Os dados recolhidos na análise de notícias publicadas em 71 países no dia 18 de janeiro de 1995 mostraram que as mulheres eram apenas 17% dos sujeitos noticiosos (este indicador evoluiu nas duas décadas seguintes para os 24%). O estudo apontou ainda a existência de enviesamentos na cobertura jornalística baseados no género – as mulheres são mais vezes retratadas como vítimas, a sua idade é mais frequentemente referenciada, são mais apresentadas visualmente e, se possível, com menos roupa.

Naquele ano, apenas 7% de mulheres foram identificadas como sujeitos noticiosos na área de Política e Governo, tema predominante na seleção noticiosa (esse indicador subiu para 16% em 2015).

Obviamente que esta dimensão simbólica está conectada com um maior acesso das mulheres a posições de decisão e poder, o que as habilita a uma maior visibilidade mediática. A aplicação da Lei da Paridade em Portugal favoreceu seguramente que mais mulheres acedessem à esfera política e uma maior exposição pública é indissociável das lideranças. A título ilustrativo, de 2015 a 2017, as protagonistas políticas que se destacaram a nível nacional foram duas dirigentes partidárias, Catarina Martins e Assunção Cristas (ERC, A Diversidade Sociocultural nos Media - 2015-2017).

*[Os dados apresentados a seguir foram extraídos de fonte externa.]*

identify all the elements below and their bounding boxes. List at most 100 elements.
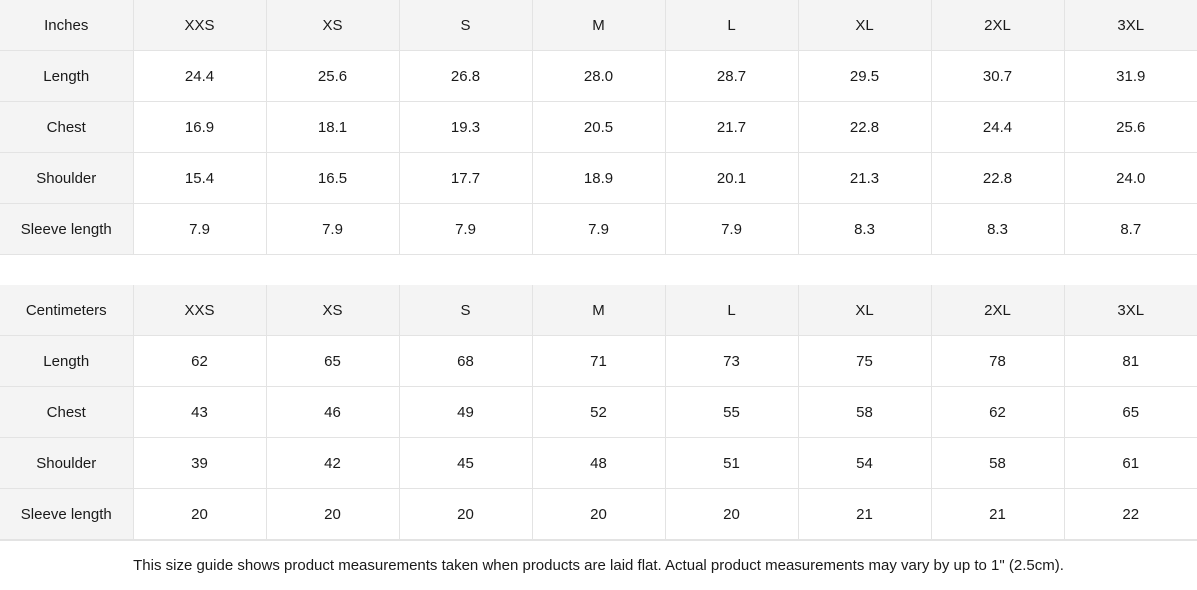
cell-value: 15.4 — [132, 152, 267, 204]
table-header-row: Centimeters XXS XS S M L XL 2XL 3XL — [0, 285, 1197, 336]
cell-value: 17.7 — [398, 152, 533, 204]
cell-value: 48 — [531, 437, 666, 489]
size-guide-footer-note: This size guide shows product measuremen… — [0, 540, 1197, 590]
cell-value: 24.4 — [132, 50, 267, 102]
cell-value: 30.7 — [930, 50, 1065, 102]
cell-value: 21.7 — [664, 101, 799, 153]
column-header-s: S — [398, 285, 533, 336]
cell-value: 55 — [664, 386, 799, 438]
column-header-2xl: 2XL — [930, 0, 1065, 51]
row-label-chest: Chest — [0, 101, 134, 153]
row-label-shoulder: Shoulder — [0, 437, 134, 489]
cell-value: 75 — [797, 335, 932, 387]
column-header-s: S — [398, 0, 533, 51]
table-row: Chest 16.9 18.1 19.3 20.5 21.7 22.8 24.4… — [0, 101, 1197, 153]
table-header-row: Inches XXS XS S M L XL 2XL 3XL — [0, 0, 1197, 51]
unit-label-centimeters: Centimeters — [0, 285, 134, 336]
cell-value: 20 — [398, 488, 533, 540]
cell-value: 20 — [132, 488, 267, 540]
row-label-chest: Chest — [0, 386, 134, 438]
column-header-3xl: 3XL — [1063, 0, 1197, 51]
cell-value: 22.8 — [930, 152, 1065, 204]
cell-value: 22.8 — [797, 101, 932, 153]
table-row: Shoulder 39 42 45 48 51 54 58 61 — [0, 437, 1197, 489]
cell-value: 45 — [398, 437, 533, 489]
cell-value: 39 — [132, 437, 267, 489]
cell-value: 20 — [265, 488, 400, 540]
cell-value: 62 — [132, 335, 267, 387]
cell-value: 28.0 — [531, 50, 666, 102]
cell-value: 78 — [930, 335, 1065, 387]
cell-value: 58 — [797, 386, 932, 438]
cell-value: 21 — [930, 488, 1065, 540]
table-row: Length 24.4 25.6 26.8 28.0 28.7 29.5 30.… — [0, 50, 1197, 102]
cell-value: 20 — [664, 488, 799, 540]
column-header-l: L — [664, 0, 799, 51]
cell-value: 16.5 — [265, 152, 400, 204]
cell-value: 49 — [398, 386, 533, 438]
cell-value: 81 — [1063, 335, 1197, 387]
table-row: Length 62 65 68 71 73 75 78 81 — [0, 335, 1197, 387]
cell-value: 21 — [797, 488, 932, 540]
table-body: Length 24.4 25.6 26.8 28.0 28.7 29.5 30.… — [0, 50, 1197, 255]
column-header-xxs: XXS — [132, 285, 267, 336]
table-separator — [0, 255, 1197, 285]
table-body: Length 62 65 68 71 73 75 78 81 Chest 43 … — [0, 335, 1197, 540]
cell-value: 51 — [664, 437, 799, 489]
cell-value: 19.3 — [398, 101, 533, 153]
unit-label-inches: Inches — [0, 0, 134, 51]
cell-value: 52 — [531, 386, 666, 438]
row-label-shoulder: Shoulder — [0, 152, 134, 204]
column-header-xs: XS — [265, 0, 400, 51]
cell-value: 54 — [797, 437, 932, 489]
cell-value: 46 — [265, 386, 400, 438]
row-label-length: Length — [0, 335, 134, 387]
cell-value: 65 — [1063, 386, 1197, 438]
cell-value: 73 — [664, 335, 799, 387]
cell-value: 28.7 — [664, 50, 799, 102]
cell-value: 7.9 — [664, 203, 799, 255]
cell-value: 7.9 — [531, 203, 666, 255]
cell-value: 58 — [930, 437, 1065, 489]
cell-value: 16.9 — [132, 101, 267, 153]
table-row: Sleeve length 7.9 7.9 7.9 7.9 7.9 8.3 8.… — [0, 203, 1197, 255]
column-header-xs: XS — [265, 285, 400, 336]
table-row: Sleeve length 20 20 20 20 20 21 21 22 — [0, 488, 1197, 540]
cell-value: 25.6 — [265, 50, 400, 102]
column-header-l: L — [664, 285, 799, 336]
cell-value: 7.9 — [132, 203, 267, 255]
cell-value: 29.5 — [797, 50, 932, 102]
cell-value: 7.9 — [398, 203, 533, 255]
size-table-centimeters: Centimeters XXS XS S M L XL 2XL 3XL Leng… — [0, 285, 1197, 540]
cell-value: 65 — [265, 335, 400, 387]
cell-value: 24.4 — [930, 101, 1065, 153]
column-header-xl: XL — [797, 285, 932, 336]
cell-value: 8.3 — [797, 203, 932, 255]
column-header-m: M — [531, 285, 666, 336]
column-header-xl: XL — [797, 0, 932, 51]
column-header-xxs: XXS — [132, 0, 267, 51]
cell-value: 71 — [531, 335, 666, 387]
column-header-3xl: 3XL — [1063, 285, 1197, 336]
row-label-sleeve-length: Sleeve length — [0, 203, 134, 255]
cell-value: 43 — [132, 386, 267, 438]
column-header-m: M — [531, 0, 666, 51]
cell-value: 21.3 — [797, 152, 932, 204]
table-row: Shoulder 15.4 16.5 17.7 18.9 20.1 21.3 2… — [0, 152, 1197, 204]
cell-value: 24.0 — [1063, 152, 1197, 204]
cell-value: 18.1 — [265, 101, 400, 153]
cell-value: 8.7 — [1063, 203, 1197, 255]
cell-value: 8.3 — [930, 203, 1065, 255]
cell-value: 18.9 — [531, 152, 666, 204]
table-row: Chest 43 46 49 52 55 58 62 65 — [0, 386, 1197, 438]
cell-value: 68 — [398, 335, 533, 387]
cell-value: 31.9 — [1063, 50, 1197, 102]
cell-value: 62 — [930, 386, 1065, 438]
row-label-sleeve-length: Sleeve length — [0, 488, 134, 540]
cell-value: 20.5 — [531, 101, 666, 153]
cell-value: 61 — [1063, 437, 1197, 489]
cell-value: 7.9 — [265, 203, 400, 255]
cell-value: 20.1 — [664, 152, 799, 204]
column-header-2xl: 2XL — [930, 285, 1065, 336]
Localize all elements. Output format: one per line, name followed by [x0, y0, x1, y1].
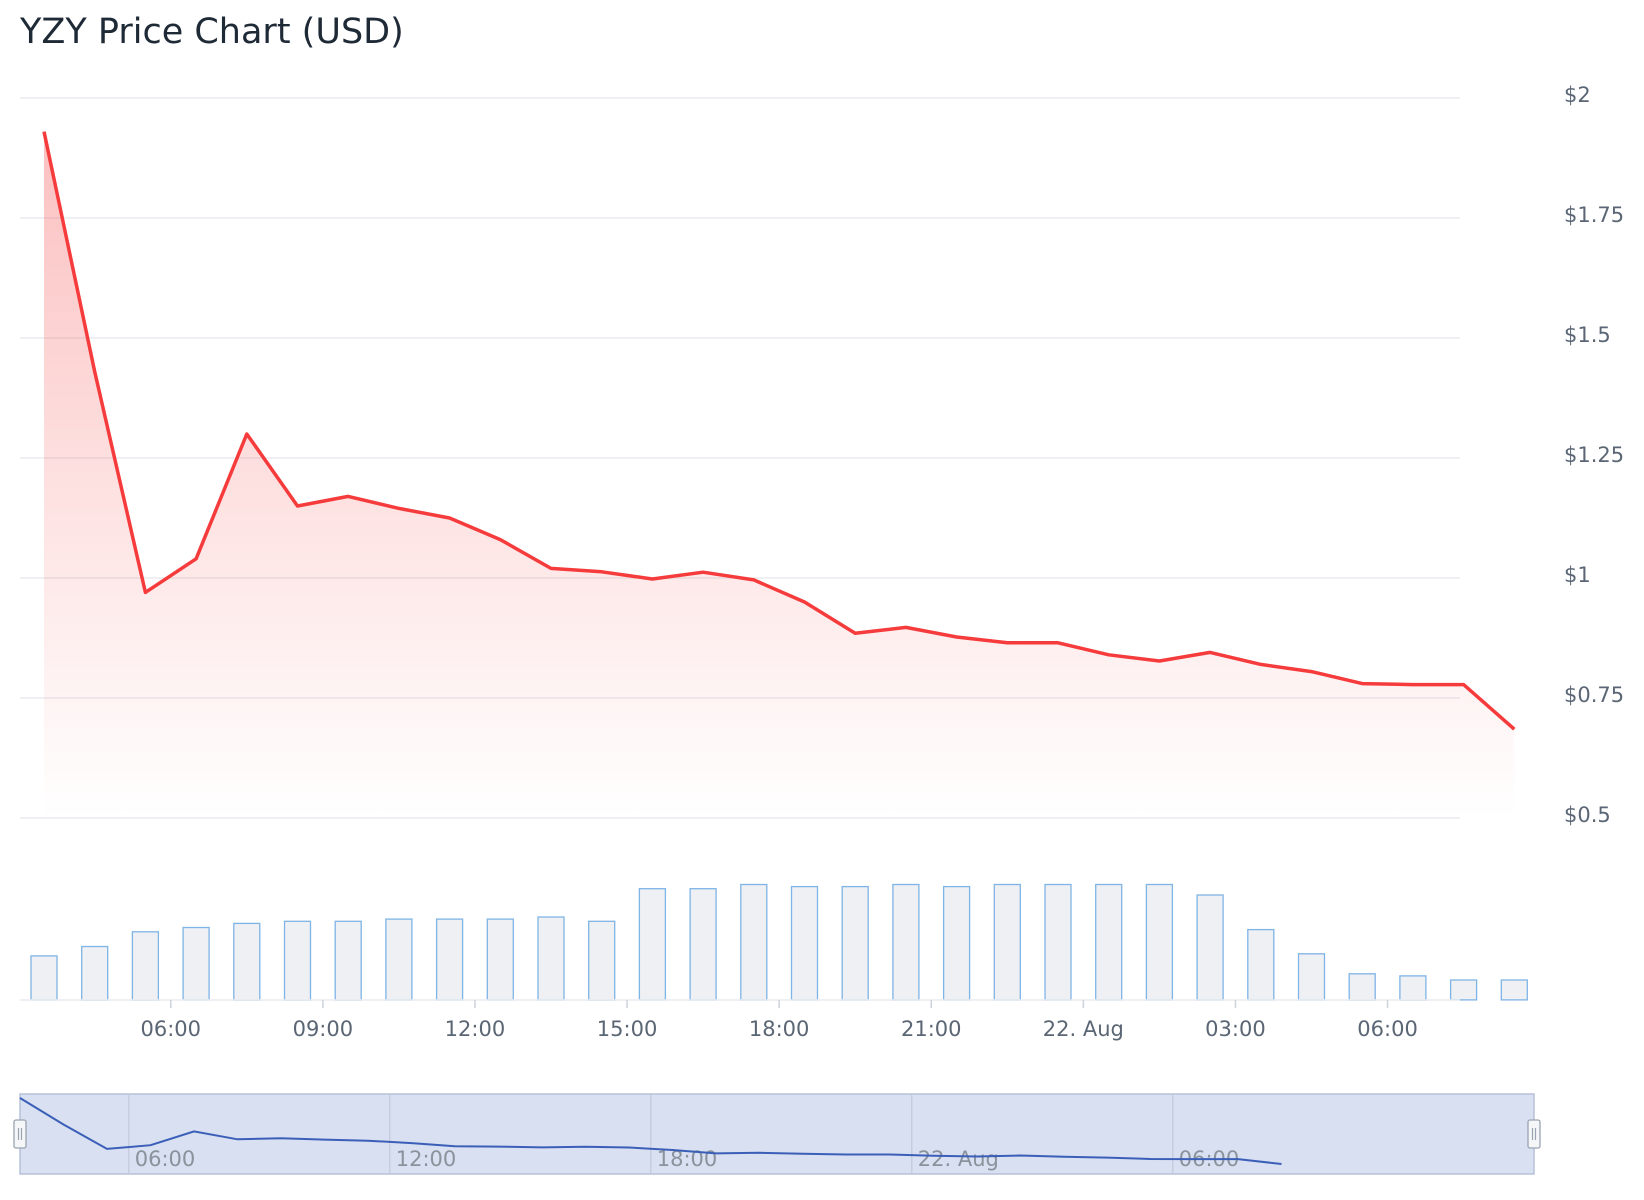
navigator-selection	[19, 1093, 1535, 1175]
y-tick-label: $0.75	[1564, 683, 1624, 707]
volume-bar	[1449, 979, 1478, 1001]
volume-bar	[537, 916, 565, 1001]
volume-bar	[638, 888, 667, 1001]
volume-bar	[486, 918, 514, 1001]
volume-bar	[1145, 883, 1174, 1001]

O desequilíbrio da presença de mulheres nos órgãos políticos é hoje um mais habitual ângulo de interpelação jornalística. Por exemplo, o facto de a nova direção do CDS-PP ser exclusivamente masculina foi questionado na televisão mainstream, em prime-time, por um influente comentador.

Porém, as mulheres continuavam sub-representadas nas notícias sobre política difundidas em 2018 em horário nobre nos principais canais televisivos nacionais (o valor mais alto foi registado na TVI, com uma expressão feminina de 26,3%). Atendendo à longevidade e formato do programa, este desequilíbrio inquieta no “Prós e Contras”, da RTP1, em que as mulheres representaram, naquele ano, apenas 22,5% dos convidados em edições com intervenientes políticos. Elas estiveram arredadas de debates sobre a transparência e integridade no futebol ou o caso de Tancos. A paridade foi alcançada apenas para discutir o Movimento #MeToo e as mulheres foram em maior número numa única edição onde se debateu o estatuto dos cuidadores informais (ERC, Relatório de avaliação da Observância do Princípio do Pluralismo Político em 2018).

Há caminho a percorrer no combate às desigualdades de género no palco mediático e os estudos de monitorização dos media, de que o Global Media Monitoring Project foi pioneiro à escala internacional, contribuem para uma visão mais informada da questão. O GMMP inspirou o desenvolvimento de outros projetos que incluem outras dimensões, como os (des)equilíbrios de género nas próprias organizações mediáticas. Estes estudos recorrem a ferramentas vivas, que se atualizam com a dinâmica da realidade, e convidam, por fim, a abordar esta problemática de forma global e a ver o ecossistema mediático como um todo.